Wie bist du an die Daten gekommen? Hat dich jemand beim Sammeln beobachtet? Solche Fragen stellt UMFOGL seinem Bekannten bei einer nächsten gemeinsamen Autofahrt. Er habe da eine Idee, wie man diesen Datenschatz versilbert, sagt UMFOGL. Er weiß von der „Kavallerie“, die der deutsche Bundesfinanzminister Peer STEINBRÜCK gegen die Eidgenossen schicken will, und er ahnt: L. braucht Geld für seine wöchentlichen Prag-Reisen. Wenige Tage später wechselt die Datei „mappe1-test1.xls.“ mit 60 deutschen Kundennamen den Besitzer. Es ist die Premiere.

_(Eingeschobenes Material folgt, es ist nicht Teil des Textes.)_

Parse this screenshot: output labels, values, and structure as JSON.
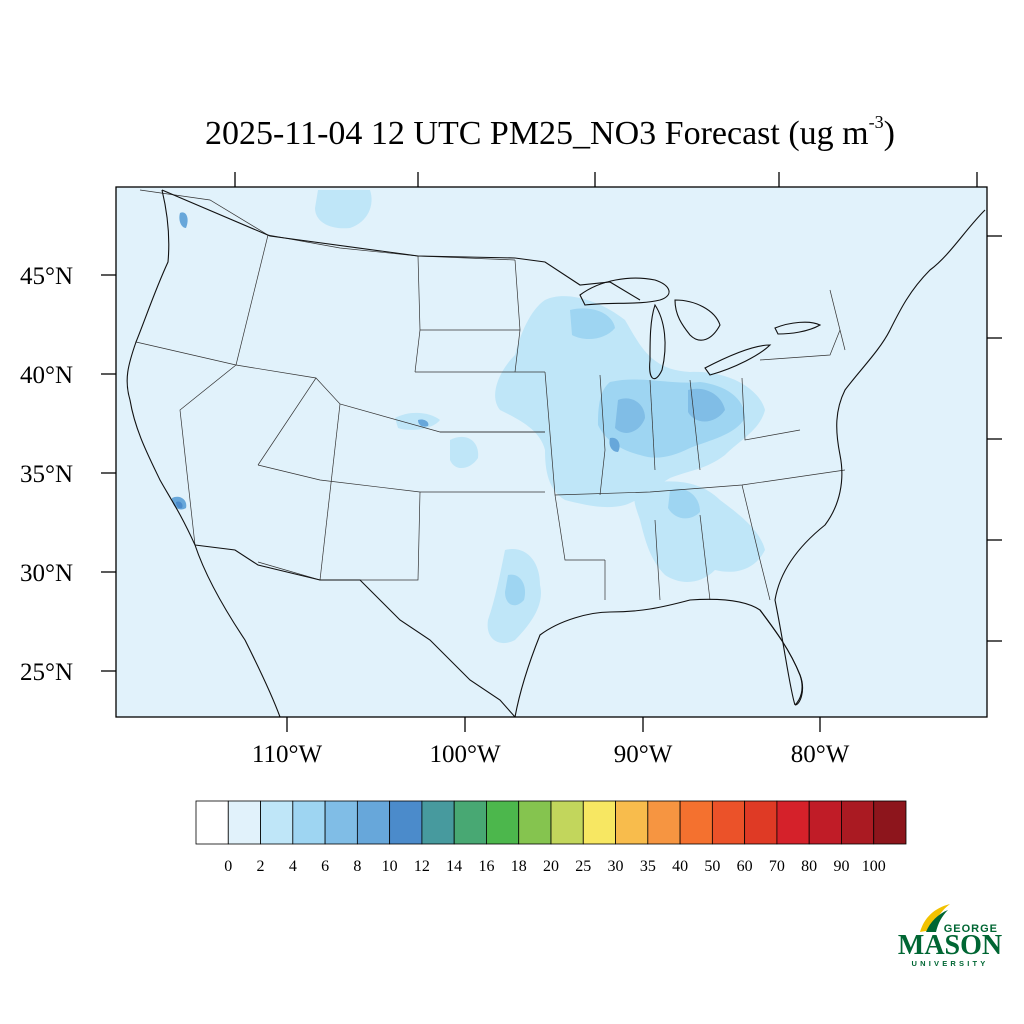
{
  "title": {
    "main": "2025-11-04 12 UTC PM25_NO3 Forecast (ug m",
    "sup": "-3",
    "end": ")"
  },
  "map": {
    "background": "#e1f2fb",
    "lat_labels": [
      "45°N",
      "40°N",
      "35°N",
      "30°N",
      "25°N"
    ],
    "lon_labels": [
      "110°W",
      "100°W",
      "90°W",
      "80°W"
    ]
  },
  "colorbar": {
    "labels": [
      "0",
      "2",
      "4",
      "6",
      "8",
      "10",
      "12",
      "14",
      "16",
      "18",
      "20",
      "25",
      "30",
      "35",
      "40",
      "50",
      "60",
      "70",
      "80",
      "90",
      "100"
    ],
    "colors": [
      "#ffffff",
      "#e1f2fb",
      "#bfe6f8",
      "#9ed5f2",
      "#80bde6",
      "#67a7da",
      "#4b8bcb",
      "#479a9e",
      "#48a873",
      "#4cb74c",
      "#85c44f",
      "#c2d65c",
      "#f7e762",
      "#f8bc4c",
      "#f69541",
      "#f4712f",
      "#eb5229",
      "#df3a25",
      "#d5212a",
      "#c01c27",
      "#aa1a22",
      "#8d151c"
    ]
  },
  "logo": {
    "top": "GEORGE",
    "main": "MASON",
    "bottom": "UNIVERSITY",
    "color": "#006633",
    "accent": "#f2c200"
  }
}
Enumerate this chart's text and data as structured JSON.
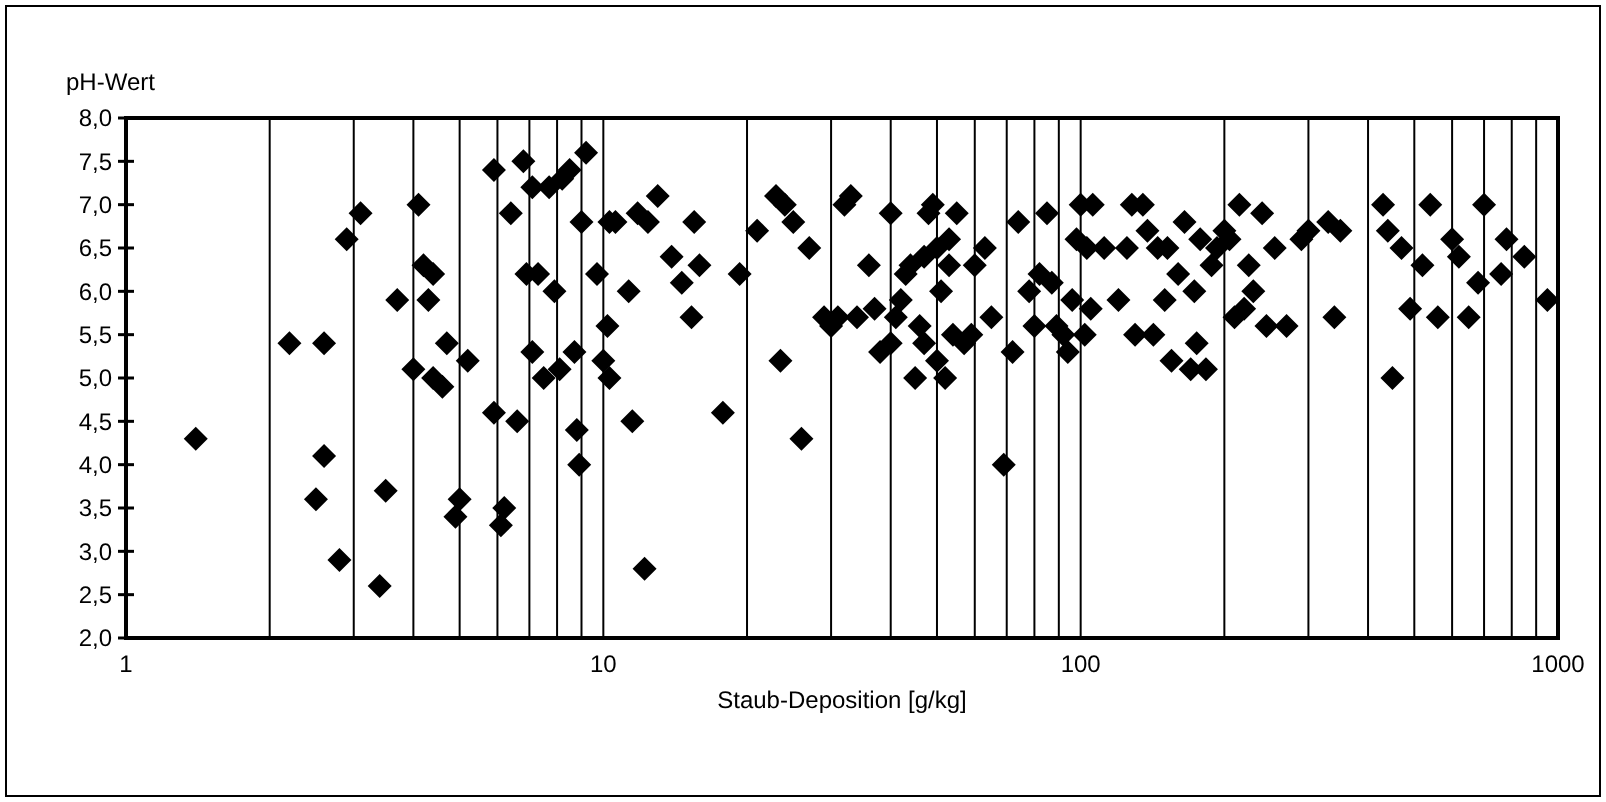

Wer sind diese Bankkunden, die ihr Geld in die Schweiz bringen und Kapitalsteuer hinterziehen? Warum tun sie das? Passiert das aus Geldgier? Aus Gründen der Angst um das Kapital? Oder ist es der Kitzel des Verbotenen, reine Zockerei?

Die Steuersünder

Namen „normaler“ Sünder werden fast nie bekannt. Steuergeheimnis und ein Desinteresse der Medien schützen sie. Prominente haben es schwerer. Schnell wird zur Nachricht, wenn Postchef ZUMWINKEL, die Feministin Alice SCHWARZER oder Bayern-Präsident Uli HOENEß den Staat um das ihm Zustehende gebracht haben - wie auch immer solche Sachen durchgestochen werden oft in Phasen, in denen eigentlich noch die Unschuldsvermutung zu gelten hat. Dann und wann wagen sich aber auch Ertappte vor und erzählen ihre Geschichte. Aus schlechtem Gewissen. Aus Wut. Oder weil sie es vor dem Richtertisch müssen.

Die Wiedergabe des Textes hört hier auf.